Published: Wednesday, November 4, 2009

Updated: Thursday, November 5, 2009 00:11

The University of Nebraska Medical Center is working to remedy the state's "overwhelming" shortage of mental health professionals with more than $1 million in federal support.

Using a $1.18 million grant from the U.S. Department of Health and Human Services, UNMC is administering two new postbaccalaureate distance education nursing programs that hope to nearly double the number of psychiatric nurse practitioners in Nebraska within three years, bringing particular relief to the state's underserved rural areas.

Nearly 247,000 Nebraskans require some degree of treatment for a mental illness. Primary care physicians can assist those with mild or moderate conditions, but people with more serious illnesses require acute care and medications administered only by psychiatric specialists, who are in high demand but short supply.

"The situation is dire," said Michael Rice, a professor of psychiatric nursing at UNMC.

According to the Nebraska Department of Health and Human Services, an estimated 40,000 people statewide need psychiatric specialists' services in a given year. However, only 148 psychiatrists, nine physician assistants and 54 nurse practitioners were able to diagnose and treat those patients in 2008.

"The need for more is quite literally overwhelming," especially outside of Omaha and Lincoln, Rice said. "It's not a good situation."

All but five of Nebraska's 93 counties are considered "underserved."

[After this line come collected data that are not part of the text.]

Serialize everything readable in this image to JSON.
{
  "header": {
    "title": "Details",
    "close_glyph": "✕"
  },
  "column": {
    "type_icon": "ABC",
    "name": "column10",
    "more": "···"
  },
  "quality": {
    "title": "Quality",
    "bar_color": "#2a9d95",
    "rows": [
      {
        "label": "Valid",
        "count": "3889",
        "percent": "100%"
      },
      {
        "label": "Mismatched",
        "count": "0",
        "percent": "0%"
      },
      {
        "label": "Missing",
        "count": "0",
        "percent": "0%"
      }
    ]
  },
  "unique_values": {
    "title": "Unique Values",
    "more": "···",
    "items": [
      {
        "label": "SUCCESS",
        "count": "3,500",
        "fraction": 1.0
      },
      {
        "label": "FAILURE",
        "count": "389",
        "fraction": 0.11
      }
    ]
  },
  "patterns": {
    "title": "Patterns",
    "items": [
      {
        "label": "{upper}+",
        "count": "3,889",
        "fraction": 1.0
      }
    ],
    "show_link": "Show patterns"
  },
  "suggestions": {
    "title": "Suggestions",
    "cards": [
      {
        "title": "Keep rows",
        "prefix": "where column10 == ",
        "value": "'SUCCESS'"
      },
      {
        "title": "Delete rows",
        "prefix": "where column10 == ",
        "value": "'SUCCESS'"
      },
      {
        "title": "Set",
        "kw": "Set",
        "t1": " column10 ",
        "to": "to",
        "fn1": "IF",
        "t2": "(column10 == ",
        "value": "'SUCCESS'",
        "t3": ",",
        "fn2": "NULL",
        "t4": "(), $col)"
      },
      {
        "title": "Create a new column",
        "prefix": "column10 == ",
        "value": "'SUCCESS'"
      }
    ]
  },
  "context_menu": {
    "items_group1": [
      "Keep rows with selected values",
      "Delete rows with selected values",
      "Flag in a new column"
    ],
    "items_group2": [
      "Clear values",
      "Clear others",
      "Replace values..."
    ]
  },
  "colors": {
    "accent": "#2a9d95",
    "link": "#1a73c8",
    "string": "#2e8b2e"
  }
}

With the help of the federal grant, UNMC is hoping to make the situation less "severe," as Rice labeled it. Eighteen students are on track to have master's degrees as family psychiatric nurse practitioners in four semesters. Fourteen others, all of whom are already advanced practice nurses, are in the two-semester post-master's "sprint track" toward a speciality in mental health.

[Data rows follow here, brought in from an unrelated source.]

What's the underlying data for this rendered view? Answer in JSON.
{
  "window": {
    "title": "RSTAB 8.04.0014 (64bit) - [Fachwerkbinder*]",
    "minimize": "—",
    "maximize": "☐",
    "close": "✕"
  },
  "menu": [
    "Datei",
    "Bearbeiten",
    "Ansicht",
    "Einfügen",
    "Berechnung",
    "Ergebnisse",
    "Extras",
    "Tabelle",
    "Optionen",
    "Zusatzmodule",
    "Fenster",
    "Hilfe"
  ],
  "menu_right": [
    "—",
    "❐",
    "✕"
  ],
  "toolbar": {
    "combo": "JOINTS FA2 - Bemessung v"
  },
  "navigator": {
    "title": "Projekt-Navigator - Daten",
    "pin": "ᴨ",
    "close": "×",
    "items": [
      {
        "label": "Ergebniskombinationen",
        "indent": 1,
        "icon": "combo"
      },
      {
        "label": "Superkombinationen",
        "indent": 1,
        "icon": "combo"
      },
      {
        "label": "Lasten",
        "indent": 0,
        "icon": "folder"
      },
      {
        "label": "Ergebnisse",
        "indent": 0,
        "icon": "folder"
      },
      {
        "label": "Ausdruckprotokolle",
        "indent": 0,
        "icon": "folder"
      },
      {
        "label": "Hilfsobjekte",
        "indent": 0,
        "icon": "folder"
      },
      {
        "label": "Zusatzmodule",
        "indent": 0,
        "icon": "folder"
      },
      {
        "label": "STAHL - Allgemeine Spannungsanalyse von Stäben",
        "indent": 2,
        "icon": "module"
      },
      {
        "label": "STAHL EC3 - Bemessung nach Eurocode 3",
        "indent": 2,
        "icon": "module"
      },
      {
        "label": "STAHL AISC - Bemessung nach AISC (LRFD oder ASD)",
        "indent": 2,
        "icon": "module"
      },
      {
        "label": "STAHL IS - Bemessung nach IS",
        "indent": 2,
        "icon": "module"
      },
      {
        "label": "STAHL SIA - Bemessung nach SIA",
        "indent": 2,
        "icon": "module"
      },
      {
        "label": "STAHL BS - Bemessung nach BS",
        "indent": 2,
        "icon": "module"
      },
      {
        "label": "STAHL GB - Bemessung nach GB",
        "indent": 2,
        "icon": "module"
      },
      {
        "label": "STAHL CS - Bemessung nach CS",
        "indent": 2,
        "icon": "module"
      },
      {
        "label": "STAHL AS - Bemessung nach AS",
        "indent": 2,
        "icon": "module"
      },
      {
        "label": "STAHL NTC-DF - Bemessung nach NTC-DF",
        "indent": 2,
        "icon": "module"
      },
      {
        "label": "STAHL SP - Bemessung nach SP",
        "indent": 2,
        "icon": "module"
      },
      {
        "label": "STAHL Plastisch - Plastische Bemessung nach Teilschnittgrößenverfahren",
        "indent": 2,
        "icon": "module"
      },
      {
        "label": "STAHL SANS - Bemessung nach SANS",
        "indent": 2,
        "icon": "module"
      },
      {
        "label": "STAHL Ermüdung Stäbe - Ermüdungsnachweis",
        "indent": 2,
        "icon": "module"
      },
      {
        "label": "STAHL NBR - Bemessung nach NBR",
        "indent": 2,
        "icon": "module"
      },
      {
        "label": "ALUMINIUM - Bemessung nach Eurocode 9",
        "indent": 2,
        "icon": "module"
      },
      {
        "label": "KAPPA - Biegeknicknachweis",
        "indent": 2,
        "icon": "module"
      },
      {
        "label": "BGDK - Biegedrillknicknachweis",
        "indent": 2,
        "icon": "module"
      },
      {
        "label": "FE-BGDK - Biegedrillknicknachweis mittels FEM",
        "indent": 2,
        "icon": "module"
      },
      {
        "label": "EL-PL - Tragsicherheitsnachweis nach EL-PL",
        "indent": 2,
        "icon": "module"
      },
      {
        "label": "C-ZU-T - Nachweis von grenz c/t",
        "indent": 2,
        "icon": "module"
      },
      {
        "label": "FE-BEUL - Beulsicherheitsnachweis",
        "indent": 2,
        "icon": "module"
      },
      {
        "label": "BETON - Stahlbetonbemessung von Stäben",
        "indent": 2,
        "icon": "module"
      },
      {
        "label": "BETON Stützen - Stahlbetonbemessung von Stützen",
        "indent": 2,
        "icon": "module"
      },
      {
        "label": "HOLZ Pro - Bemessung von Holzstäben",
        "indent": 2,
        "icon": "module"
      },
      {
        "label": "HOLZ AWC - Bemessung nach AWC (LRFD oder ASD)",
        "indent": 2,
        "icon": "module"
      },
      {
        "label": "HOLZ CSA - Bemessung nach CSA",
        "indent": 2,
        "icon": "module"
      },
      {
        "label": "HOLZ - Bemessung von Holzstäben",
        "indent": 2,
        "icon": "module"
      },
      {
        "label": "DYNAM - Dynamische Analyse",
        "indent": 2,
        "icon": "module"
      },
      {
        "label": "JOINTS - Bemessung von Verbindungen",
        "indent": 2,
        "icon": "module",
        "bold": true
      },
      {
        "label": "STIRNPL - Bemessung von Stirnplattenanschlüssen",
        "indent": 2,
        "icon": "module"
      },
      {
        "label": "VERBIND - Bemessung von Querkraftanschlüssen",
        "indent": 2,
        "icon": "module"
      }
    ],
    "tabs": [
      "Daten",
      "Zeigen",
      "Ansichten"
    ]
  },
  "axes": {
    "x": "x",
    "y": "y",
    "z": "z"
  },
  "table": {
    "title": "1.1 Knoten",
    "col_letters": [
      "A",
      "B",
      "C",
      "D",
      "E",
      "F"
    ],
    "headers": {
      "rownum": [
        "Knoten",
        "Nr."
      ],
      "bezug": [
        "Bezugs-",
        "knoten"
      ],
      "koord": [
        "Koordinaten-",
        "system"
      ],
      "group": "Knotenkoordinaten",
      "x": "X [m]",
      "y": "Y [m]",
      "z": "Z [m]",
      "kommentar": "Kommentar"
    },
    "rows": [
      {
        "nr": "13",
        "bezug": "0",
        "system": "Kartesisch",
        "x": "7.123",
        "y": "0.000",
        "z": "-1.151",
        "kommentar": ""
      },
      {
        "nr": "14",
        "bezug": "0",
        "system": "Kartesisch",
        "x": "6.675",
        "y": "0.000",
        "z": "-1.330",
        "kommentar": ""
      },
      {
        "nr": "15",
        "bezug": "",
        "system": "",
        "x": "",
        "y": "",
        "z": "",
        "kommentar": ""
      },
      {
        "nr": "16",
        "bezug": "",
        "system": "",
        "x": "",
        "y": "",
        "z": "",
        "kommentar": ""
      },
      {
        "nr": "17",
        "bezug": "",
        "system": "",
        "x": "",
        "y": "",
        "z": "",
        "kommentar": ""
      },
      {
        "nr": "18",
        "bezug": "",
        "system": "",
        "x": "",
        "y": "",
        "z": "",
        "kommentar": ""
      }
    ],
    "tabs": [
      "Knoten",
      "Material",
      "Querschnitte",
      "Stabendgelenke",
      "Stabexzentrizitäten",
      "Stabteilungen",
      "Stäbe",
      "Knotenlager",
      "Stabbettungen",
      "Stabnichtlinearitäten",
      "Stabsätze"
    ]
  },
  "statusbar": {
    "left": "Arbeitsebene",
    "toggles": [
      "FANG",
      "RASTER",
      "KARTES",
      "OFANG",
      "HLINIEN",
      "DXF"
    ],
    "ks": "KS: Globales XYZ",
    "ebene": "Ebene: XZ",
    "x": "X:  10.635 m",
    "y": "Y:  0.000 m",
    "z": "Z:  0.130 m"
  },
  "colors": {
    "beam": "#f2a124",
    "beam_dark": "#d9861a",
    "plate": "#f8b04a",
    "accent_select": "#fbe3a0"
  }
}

By 2012, the medical center expects to have added more than 40 psychiatric nurse practitioners to Nebraska's workforce, and it will all have been done through distance education.

The program courses, which started in August, are conducted entirely online via videos, narrated PowerPoint presentations and, as of this January, interactive video conferencing.

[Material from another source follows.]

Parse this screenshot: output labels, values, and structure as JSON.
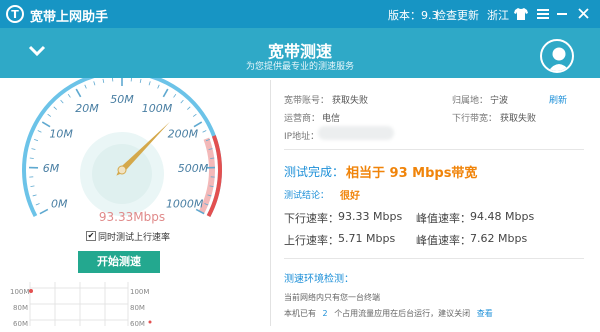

Using technology rather than cumbersome – and expensive – travel to bridge the distance between students and professors "increases their access to us and our access to them," Rice said.

Ultimately, training students close to home will decrease patients' travel time, too, said Julia Houfek, an associate professor in UNMC's College of Nursing, because the nurses are likely to practice in the community where they trained.

Rice said UNMC's "emphasis is really on educating people in the rural areas where they live presently."

"If we have to pull a nurse out of a hospital just so they can come to school, that hurts their community, and then it's a long, long hunt to find a replacement for them," he said. "One of the advantages of this grant is that they can stay in their communities, and we work around their lifestyle."